March 3rd, 2017, 03:25 AM
502 bad gateway - how to debug
now I thought i posted this last night (UK time) but cant find the post - it should have been moved to another forum if it wsnt applicble here but to just remove it without letting me know - but perhaps i didnt press send either way i apologise.
the problem is that every so often our server (powering the apps) goes down for few minutes. and i am not sure how to debug this? I have looked at all the logs at /var/log/nginx but cant see anything to say why it went out -
the most i see is a connection timed out in some of the logs..
my server is also behind a load balancer.. not sure if that makes a difference?
finally i am running nginx but there is no forum for that or a general server forum..
March 3rd, 2017, 04:12 AM
Well, you can't do much looking at the server that's doing the proxying/load balancing. You have to look at what's behind it.

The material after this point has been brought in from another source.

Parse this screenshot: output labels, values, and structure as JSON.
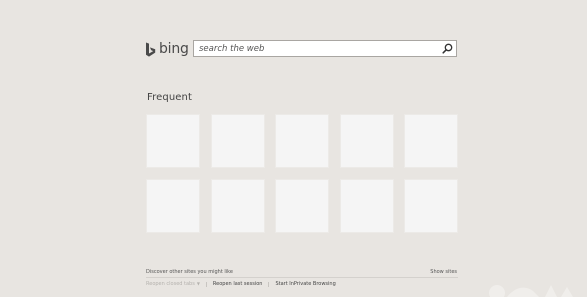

What is that server? Does it go down on a regular basis? Are you saying you looked at its logs or those of the proxy? How about other system logs besides the ones for the web server?
March 3rd, 2017, 04:25 AM
i literally looked at every log i could in the var/log.. nginx, mysql, server logs etc etc.. but i couldnt see why the server would go down? ie some catastrophic bug in the code or server - which i hadnt touched when (or immediately before) the server went down
server is Ubuntu 16.04.1 LTS (GNU/Linux 4.4.0-65-generic x86_64)
btw the only one error that looked useful to me was something about
WARNING: [pool www] server reached pm.max_children setting (5), consider raising it
but that is happening all the time - so if that would cause server to go down then it would be down all the time
March 3rd, 2017, 06:12 AM
Can you tell if there's an absence of any logging during the downtime? That would at least help narrow down whether it's the system or just the web server. You could set up an noop cronjob that runs every minute (a mere ";" as the command might work) then after the outage check the cron logs to see if it executed during the window.
Do you have any performance monitoring of the server? This would be a good reason to set it up.
And are you able to wait until the outage and do something while it's still going on? Like, keep an SSH window open and go about your day waiting until it happens. Would mean you'd have to know about the outage as soon as it starts.
March 3rd, 2017, 09:11 AM
theres definitely absence of logging - now i cant remember if it was on all logs or just some but i did notice it.. i will add more details the next time server goes down -am also adding another server + load balancer to see if issue occurs in both or just one.
March 3rd, 2017, 10:06 AM
Is it virtualized? How? Could that be to blame? For instance, a failover cluster on Windows Server will suspend an instance as it migrates across hosts.
Comments on this post
March 7th, 2017, 05:34 PM
Hi - it happened again this time though i figured it out that it was the loadbalancer that was playing up - so i did the usual looking at all logs syslogs, error, access and didnt see anything
one thing that concerned me was the time it went down one of the log
and after this no more logs until I restarted the load balancer..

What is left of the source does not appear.